Michael John Heffernan is a historical geographer and academic. Since 1999, he has been Professor of Historical Geography at the University of Nottingham.

== Career ==
Michael Heffernan was awarded a PhD at St John's College, Cambridge, in 1987 for his thesis on The Politics of Literacy: Cultural Change and Political Responses in Nineteenth-Century Provincial France. Heffernan joined Loughborough University as a lecturer in 1985, and was promoted to senior lecturer five years later, then to a readership in 1995. In 1999, he was appointed Professor of Historical Geography at the University of Nottingham.
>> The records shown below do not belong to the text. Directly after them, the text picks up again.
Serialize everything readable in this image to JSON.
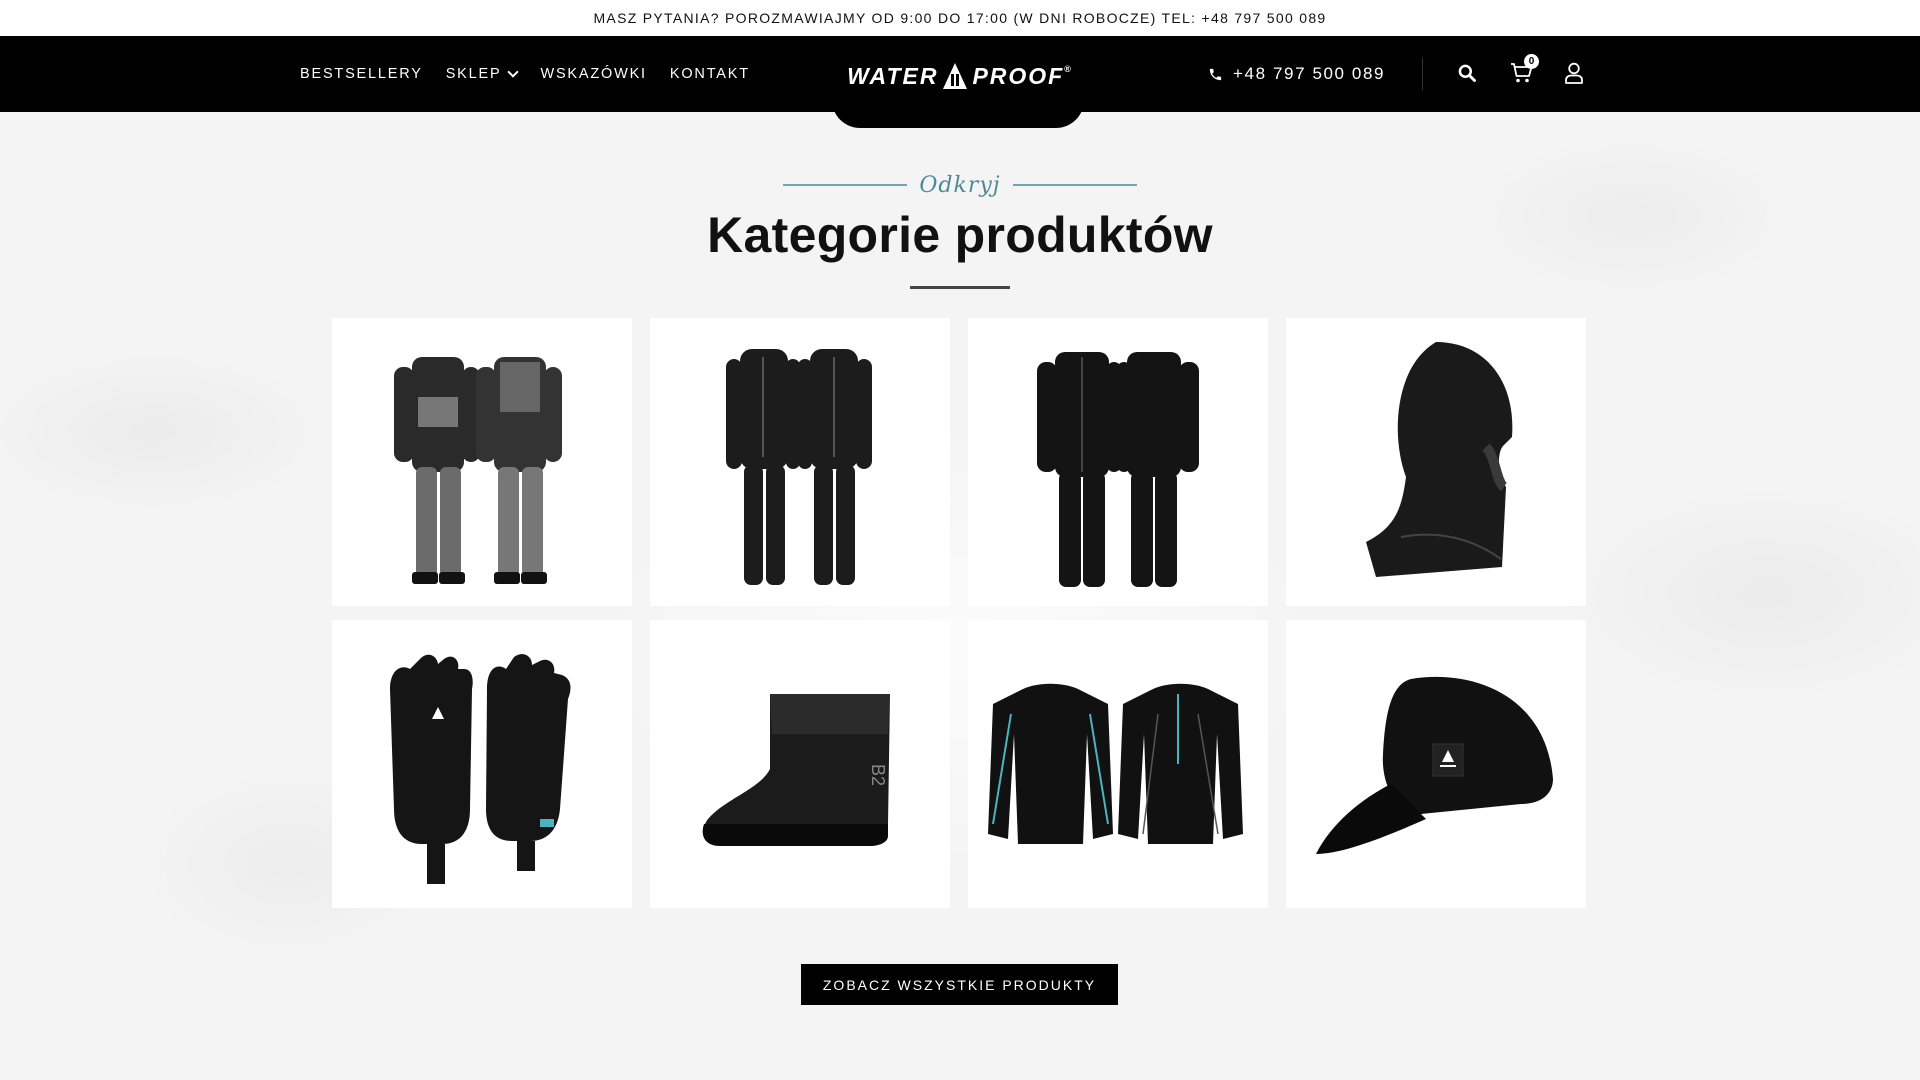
{
  "topbar": {
    "text": "MASZ PYTANIA? POROZMAWIAJMY OD 9:00 DO 17:00 (W DNI ROBOCZE) TEL: +48 797 500 089"
  },
  "header": {
    "nav": [
      {
        "label": "BESTSELLERY"
      },
      {
        "label": "SKLEP",
        "has_dropdown": true
      },
      {
        "label": "WSKAZÓWKI"
      },
      {
        "label": "KONTAKT"
      }
    ],
    "logo": {
      "left": "WATER",
      "right": "PROOF",
      "mark": "®"
    },
    "phone": "+48 797 500 089",
    "cart_count": "0",
    "icons": [
      "phone-icon",
      "search-icon",
      "cart-icon",
      "user-icon"
    ]
  },
  "section": {
    "eyebrow": "Odkryj",
    "title": "Kategorie produktów"
  },
  "products": [
    {
      "name": "drysuit-icon"
    },
    {
      "name": "wetsuit-icon"
    },
    {
      "name": "undersuit-icon"
    },
    {
      "name": "hood-icon"
    },
    {
      "name": "gloves-icon"
    },
    {
      "name": "boot-icon"
    },
    {
      "name": "rashguard-icon"
    },
    {
      "name": "cap-icon"
    }
  ],
  "cta": {
    "label": "ZOBACZ WSZYSTKIE PRODUKTY"
  },
  "colors": {
    "header_bg": "#000000",
    "accent": "#4d8a98",
    "page_bg": "#f4f4f4"
  }
}
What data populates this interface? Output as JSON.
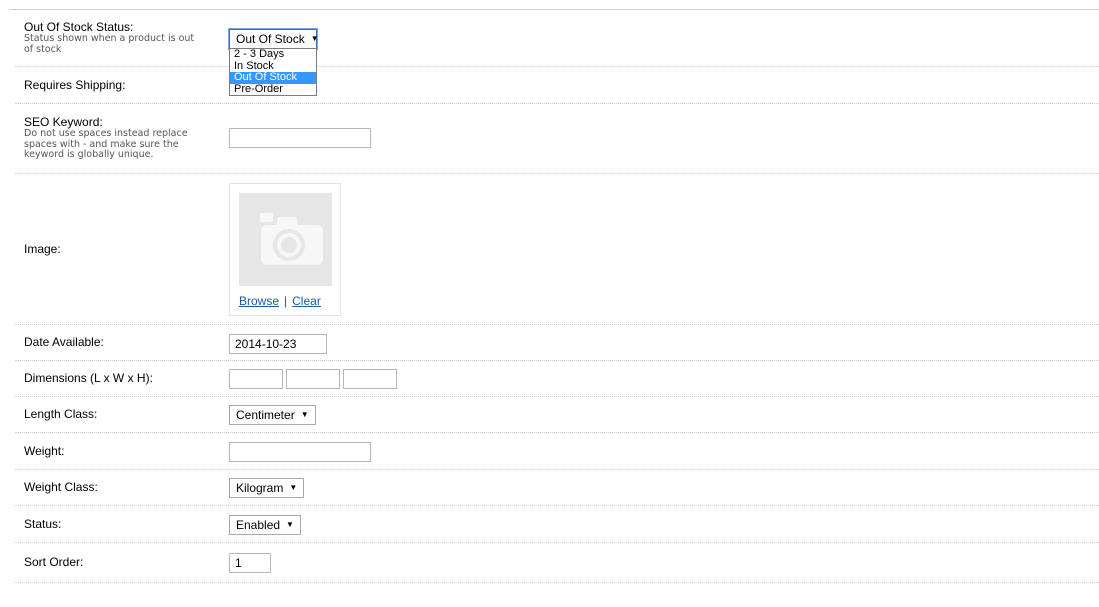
{
  "fields": {
    "out_of_stock": {
      "label": "Out Of Stock Status:",
      "help": "Status shown when a product is out of stock",
      "selected": "Out Of Stock",
      "options": [
        "2 - 3 Days",
        "In Stock",
        "Out Of Stock",
        "Pre-Order"
      ]
    },
    "requires_shipping": {
      "label": "Requires Shipping:"
    },
    "seo_keyword": {
      "label": "SEO Keyword:",
      "help": "Do not use spaces instead replace spaces with - and make sure the keyword is globally unique.",
      "value": ""
    },
    "image": {
      "label": "Image:",
      "browse": "Browse",
      "separator": "|",
      "clear": "Clear",
      "placeholder_icon": "camera-icon"
    },
    "date_available": {
      "label": "Date Available:",
      "value": "2014-10-23"
    },
    "dimensions": {
      "label": "Dimensions (L x W x H):",
      "length": "",
      "width": "",
      "height": ""
    },
    "length_class": {
      "label": "Length Class:",
      "selected": "Centimeter"
    },
    "weight": {
      "label": "Weight:",
      "value": ""
    },
    "weight_class": {
      "label": "Weight Class:",
      "selected": "Kilogram"
    },
    "status": {
      "label": "Status:",
      "selected": "Enabled"
    },
    "sort_order": {
      "label": "Sort Order:",
      "value": "1"
    }
  },
  "colors": {
    "link": "#1f57a8",
    "highlight": "#3399ff",
    "row_border": "#cccccc"
  }
}
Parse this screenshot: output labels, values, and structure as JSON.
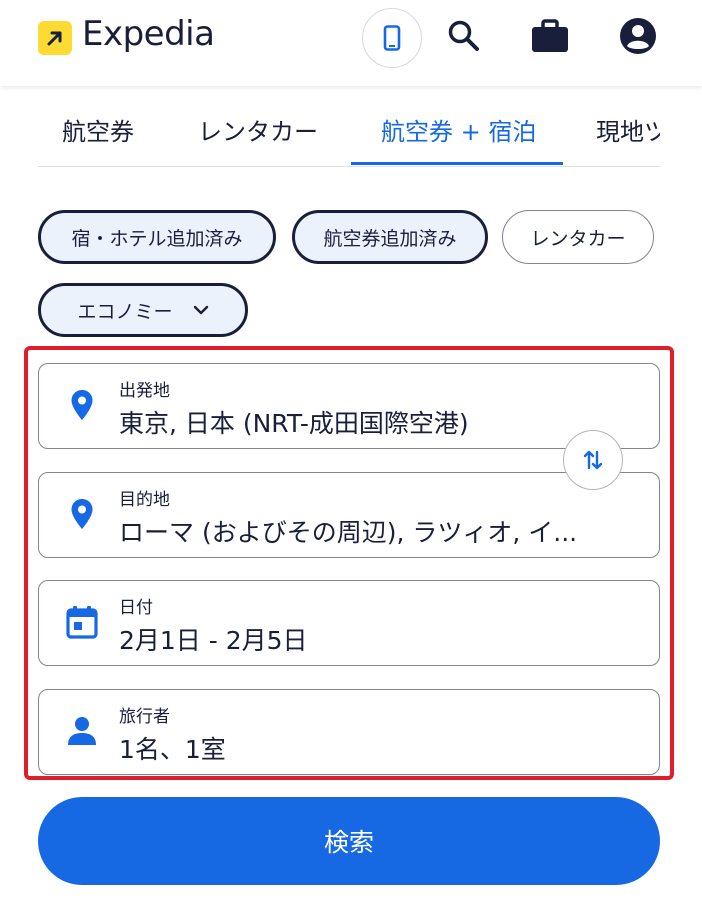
{
  "app": {
    "name": "Expedia"
  },
  "colors": {
    "primary": "#1668e3",
    "logo_bg": "#fddb32",
    "text": "#191e3b",
    "highlight": "#e11d2b"
  },
  "header": {
    "icons": [
      "phone-icon",
      "search-icon",
      "briefcase-icon",
      "account-icon"
    ]
  },
  "tabs": [
    {
      "label": "航空券"
    },
    {
      "label": "レンタカー"
    },
    {
      "label": "航空券 + 宿泊",
      "active": true
    },
    {
      "label": "現地ツ"
    }
  ],
  "chips": {
    "hotel": "宿・ホテル追加済み",
    "flight": "航空券追加済み",
    "car": "レンタカー",
    "cabin": "エコノミー"
  },
  "form": {
    "origin": {
      "label": "出発地",
      "value": "東京, 日本 (NRT-成田国際空港)"
    },
    "destination": {
      "label": "目的地",
      "value": "ローマ (およびその周辺), ラツィオ, イ..."
    },
    "dates": {
      "label": "日付",
      "value": "2月1日 - 2月5日"
    },
    "travelers": {
      "label": "旅行者",
      "value": "1名、1室"
    }
  },
  "search_button": "検索"
}
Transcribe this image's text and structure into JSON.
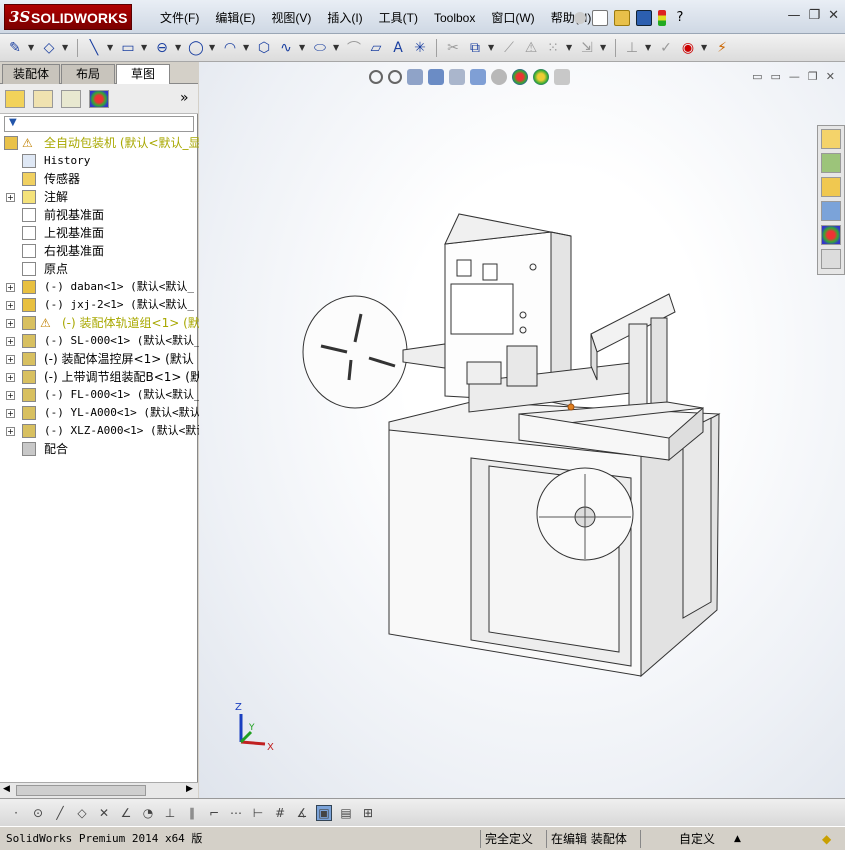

According to his British Academy profile, Heffernan's research focuses on "the history of geography and cartography" and "the historical geography of France and the French Empire in the 19th and 20th centuries". More specifically, he has studied citizenship and national identity in late-19th- and early-20th-century France and Germany, as well as topics of war and memory between the First and Second World Wars, both with geographical and landscape dimensions, as well as the role of maps and the media in modern, western Europe.

== Honours and awards ==
In 2015, Heffernan was elected a Fellow of the British Academy, the United Kingdom's national academy for the humanities and social sciences.

== Selected publications ==
- The Meaning of Europe: Geography and Geopolitics (Edward Arnold, 1998).